Hoy tenía otro menú para ustedes, pero me han hablado mal de un amigo y en caliente se escribe mejor. El estilo no lo es todo. O si lo prefieren, no hay estilo mejor que el que bombea el corazón. El estilo, aún el más bello, sin corazón es mero artificio y nada vale. En cuestión de amigos, a mi hija le tengo dicho aquello que antes me dijeron mis padres y yo no llegué a entender hasta después de peinar canas. Los amigos siempre mejores que tú. Y escógelos tú, que no te escojan ellos. Me lo dijeron mis padres y tuve que llegar a viejo para calibrar cuánto de verdad había en estas dos máximas. En fin, ya se sabe que nadie aprende en pellejo ajeno.

La vida, los amigos, las amigas, el matrimonio; renglones, a veces torcidos, con los que escribir nuestra propia biografía. En ocasiones la corriente te arrastra, y, en la premura de vivir, otros escogen por ti y algunos trenes pasan de largo. Santos o pecadores, aquí me tienen. Aunque nada valgo, en mi vida he procurado honrar mis juramentos y también a mis amigos. Por algunos tengo rendida devoción. Amigos sabios y templados, como Juan Enrique Pérez que te reconcilian con el ser humano. Camaradas antiguos y hondos, como Ildefonso Sánchez Redondo o Enrique de Aguinaga. Tipos grandiosos, como Tony Méndez. Ínclitos, como Felipe Albarrán. Incombustibles, como Antonio García Salas. Jóvenes llenos de optimismo y voluntad de servicio, como Felipe Moreno o Jaime Oliva. De cabecera, como José Manuel Gordillo. Hermanos como Marco Sánchez, de entre los buenos el mejor. De todos aprendo, a todos quiero.

Viene esto al caso porque a un amigo le han zurrado negra caña en una de esas redes sociales en las que todos tenemos la libertad angelical de opinar y todos corremos el riesgo diabólico de resbalar. Es evidente que donde unos ven un valiente, otros ven un cobarde. Y es evidente, también, que todos tenemos lado oscuro. Pero hay quienes escupen su verdad con mala baba. Se puede decir casi todo si se hace, no solo con respeto, sino con amor. Solo hay una regla: la del amor. «No importa que el escalpelo haga sangre. Lo que importa es estar seguros de que obedece a una ley de amor.» Eso dijo José Antonio Primo de Rivera, mi maestro, y, hasta hoy al menos, he procurado no faltar a esa norma de conducta. Solo el amor dicta las leyes que nos hacen mejores. Alguien sentenció: cuando mis amigos son tuertos les miro de perfil.
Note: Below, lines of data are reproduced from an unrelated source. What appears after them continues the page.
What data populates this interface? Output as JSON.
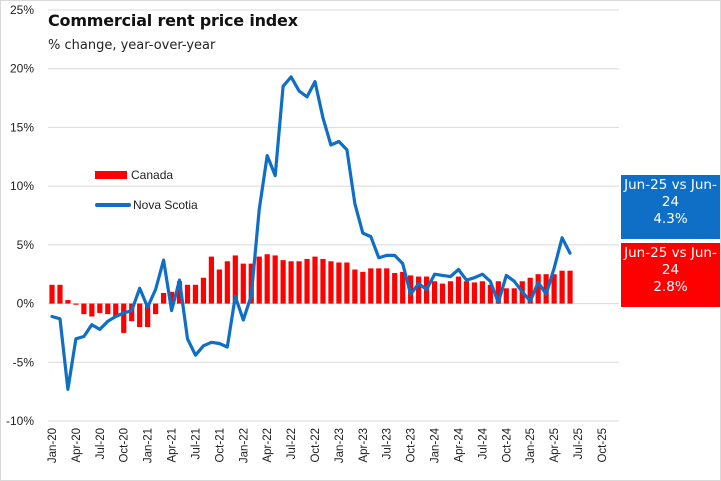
{
  "chart_data": {
    "type": "bar+line",
    "title": "Commercial rent price index",
    "subtitle": "% change, year-over-year",
    "xlabel": "",
    "ylabel": "",
    "ylim": [
      -10,
      25
    ],
    "yticks": [
      -10,
      -5,
      0,
      5,
      10,
      15,
      20,
      25
    ],
    "ytick_labels": [
      "-10%",
      "-5%",
      "0%",
      "5%",
      "10%",
      "15%",
      "20%",
      "25%"
    ],
    "grid": true,
    "legend_position": "upper-left inside plot",
    "xtick_labels": [
      "Jan-20",
      "Apr-20",
      "Jul-20",
      "Oct-20",
      "Jan-21",
      "Apr-21",
      "Jul-21",
      "Oct-21",
      "Jan-22",
      "Apr-22",
      "Jul-22",
      "Oct-22",
      "Jan-23",
      "Apr-23",
      "Jul-23",
      "Oct-23",
      "Jan-24",
      "Apr-24",
      "Jul-24",
      "Oct-24",
      "Jan-25",
      "Apr-25",
      "Jul-25",
      "Oct-25"
    ],
    "x_start": "Jan-20",
    "x_axis_months": 70,
    "series": [
      {
        "name": "Canada",
        "type": "bar",
        "color": "#ff0000",
        "values": [
          1.6,
          1.6,
          0.3,
          -0.1,
          -0.9,
          -1.1,
          -0.8,
          -0.9,
          -1.1,
          -2.5,
          -1.5,
          -2.0,
          -2.0,
          -0.9,
          0.9,
          1.0,
          1.9,
          1.6,
          1.6,
          2.2,
          4.0,
          2.9,
          3.6,
          4.1,
          3.4,
          3.4,
          4.0,
          4.2,
          4.1,
          3.7,
          3.6,
          3.6,
          3.8,
          4.0,
          3.8,
          3.6,
          3.5,
          3.5,
          2.9,
          2.7,
          3.0,
          3.0,
          3.0,
          2.6,
          2.7,
          2.4,
          2.3,
          2.3,
          1.9,
          1.7,
          1.9,
          2.3,
          1.9,
          1.8,
          1.9,
          1.6,
          1.9,
          1.3,
          1.3,
          1.9,
          2.2,
          2.5,
          2.5,
          2.5,
          2.8,
          2.8
        ]
      },
      {
        "name": "Nova Scotia",
        "type": "line",
        "color": "#0f6fc6",
        "values": [
          -1.1,
          -1.3,
          -7.3,
          -3.0,
          -2.8,
          -1.8,
          -2.2,
          -1.5,
          -1.1,
          -0.8,
          -0.6,
          1.3,
          -0.3,
          1.2,
          3.7,
          -0.6,
          2.0,
          -3.0,
          -4.4,
          -3.6,
          -3.3,
          -3.4,
          -3.7,
          0.6,
          -1.4,
          0.7,
          8.0,
          12.6,
          10.9,
          18.5,
          19.3,
          18.1,
          17.6,
          18.9,
          15.8,
          13.5,
          13.8,
          13.1,
          8.5,
          6.0,
          5.7,
          3.9,
          4.1,
          4.1,
          3.4,
          0.8,
          1.7,
          1.2,
          2.5,
          2.4,
          2.3,
          2.9,
          2.0,
          2.2,
          2.5,
          1.9,
          0.1,
          2.4,
          1.9,
          1.0,
          0.2,
          1.8,
          0.8,
          3.0,
          5.6,
          4.3
        ]
      }
    ],
    "annotations": [
      {
        "series": "Nova Scotia",
        "text": [
          "Jun-25 vs Jun-",
          "24",
          "4.3%"
        ],
        "color": "#0f6fc6"
      },
      {
        "series": "Canada",
        "text": [
          "Jun-25 vs Jun-",
          "24",
          "2.8%"
        ],
        "color": "#ff0000"
      }
    ]
  },
  "legend": {
    "items": [
      {
        "label": "Canada",
        "color": "#ff0000"
      },
      {
        "label": "Nova Scotia",
        "color": "#0f6fc6"
      }
    ]
  },
  "callouts": {
    "ns": {
      "line1": "Jun-25 vs Jun-",
      "line2": "24",
      "line3": "4.3%"
    },
    "ca": {
      "line1": "Jun-25 vs Jun-",
      "line2": "24",
      "line3": "2.8%"
    }
  }
}
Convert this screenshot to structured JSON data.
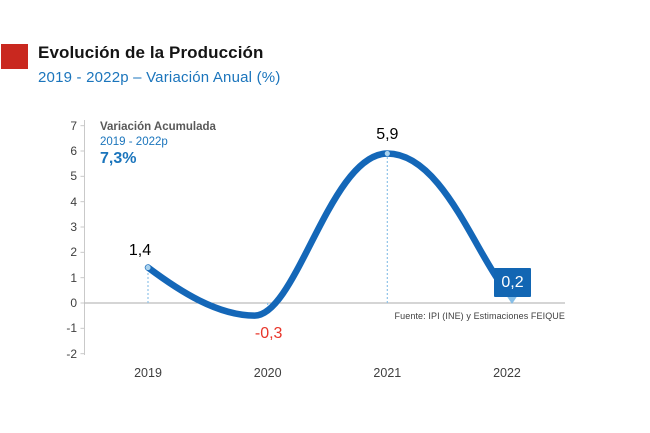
{
  "header": {
    "bullet_color": "#C9281F",
    "title": "Evolución de la Producción",
    "subtitle": "2019 - 2022p  –  Variación Anual (%)",
    "subtitle_color": "#1B75BC"
  },
  "chart_data": {
    "type": "line",
    "title": "Evolución de la Producción",
    "subtitle": "2019 - 2022p – Variación Anual (%)",
    "categories": [
      "2019",
      "2020",
      "2021",
      "2022"
    ],
    "values": [
      1.4,
      -0.3,
      5.9,
      0.2
    ],
    "value_labels": [
      "1,4",
      "-0,3",
      "5,9",
      "0,2"
    ],
    "ylim": [
      -2,
      7
    ],
    "yticks": [
      7,
      6,
      5,
      4,
      3,
      2,
      1,
      0,
      -1,
      -2
    ],
    "xlabel": "",
    "ylabel": "",
    "grid": false,
    "legend": "none",
    "line_color": "#1467B8",
    "leader_color": "#8FC3E9",
    "negative_label_color": "#E8352A",
    "callout_fill": "#1266B3",
    "annotation": {
      "label": "Variación Acumulada",
      "period": "2019 - 2022p",
      "value": "7,3%"
    },
    "source": "Fuente: IPI (INE) y Estimaciones FEIQUE"
  }
}
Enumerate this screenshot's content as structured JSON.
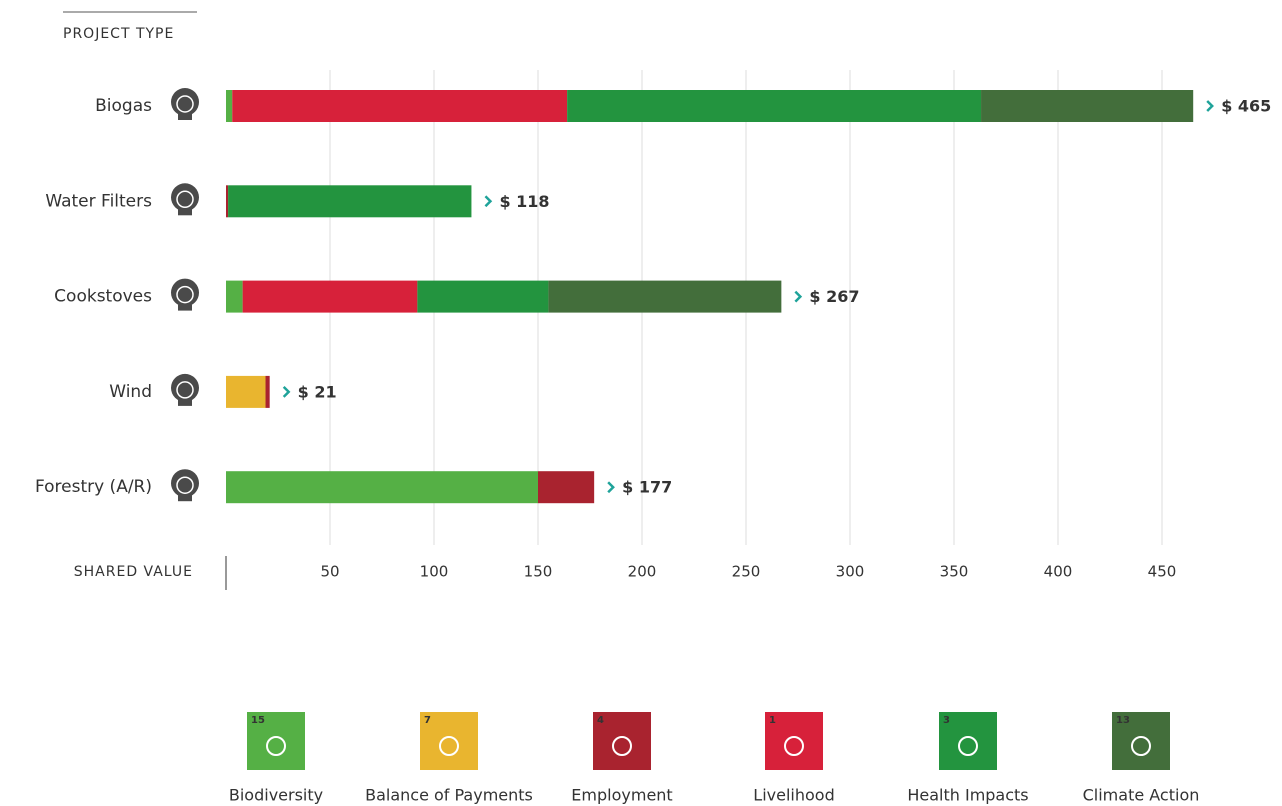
{
  "chart_data": {
    "type": "stacked-barh",
    "y_title": "PROJECT TYPE",
    "x_title": "SHARED VALUE",
    "categories": [
      "Biogas",
      "Water Filters",
      "Cookstoves",
      "Wind",
      "Forestry (A/R)"
    ],
    "total_labels": [
      "$ 465",
      "$ 118",
      "$ 267",
      "$ 21",
      "$ 177"
    ],
    "series": [
      {
        "name": "Biodiversity",
        "sdg": "15",
        "color": "#55b045",
        "values": [
          3,
          0,
          8,
          0,
          150
        ]
      },
      {
        "name": "Balance of Payments",
        "sdg": "7",
        "color": "#e9b52f",
        "values": [
          0,
          0,
          0,
          19,
          0
        ]
      },
      {
        "name": "Employment",
        "sdg": "4",
        "color": "#a9232f",
        "values": [
          0,
          1,
          0,
          2,
          27
        ]
      },
      {
        "name": "Livelihood",
        "sdg": "1",
        "color": "#d7213a",
        "values": [
          161,
          0,
          84,
          0,
          0
        ]
      },
      {
        "name": "Health Impacts",
        "sdg": "3",
        "color": "#23943f",
        "values": [
          199,
          117,
          63,
          0,
          0
        ]
      },
      {
        "name": "Climate Action",
        "sdg": "13",
        "color": "#436e3b",
        "values": [
          102,
          0,
          112,
          0,
          0
        ]
      }
    ],
    "xlim": [
      0,
      450
    ],
    "xticks": [
      50,
      100,
      150,
      200,
      250,
      300,
      350,
      400,
      450
    ],
    "grid": true
  }
}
Tenía razón; con sus defectos a cuestas, siguen siendo mis amigos. De cómo se enfrentan a la vida, de sus taras, de sus esfuerzos baldíos también aprendo. Así, de entre todos mis amigos, tengo predilección por los quijotes apaleados. Por los humildes. Para algunos es fácil criticarles: locos, perdularios, tránsfugas, derrotados, desahuciados,… Vivir, a muchos de estos caballeros locos, se les ha hecho cuesta arriba. Les admiro porque tienen el valor que yo no he tenido para hacer lo que les demanda el alma. Para cambiar de opinión, de partido y hasta de bandera. Para colocar esa bandera en un palo de escoba y saltar al campo a ondearla antes de cada partido. Para no tener miedo a que les llamen tontos del culo por pregonar tu verdad. Para decir, he fracasado. Para coger un avión y largarse a Irlanda. Les admiro porque, aún equivocados, han tenido el valor de dar la cara. Les admiro porque, aún vencidos, pelean. Simplemente, porque son mejores que yo. A mi edad ya solo trato de escudriñar si hay amor detrás de cada conducta, de cada gesto, de cada palabra que sale de un ser humano. Lo demás son menudencias. Dijo Unamuno que «a veces, el silencio es la peor mentira», por eso ahora digo para no mentir: Felipe Martín, mi amigo.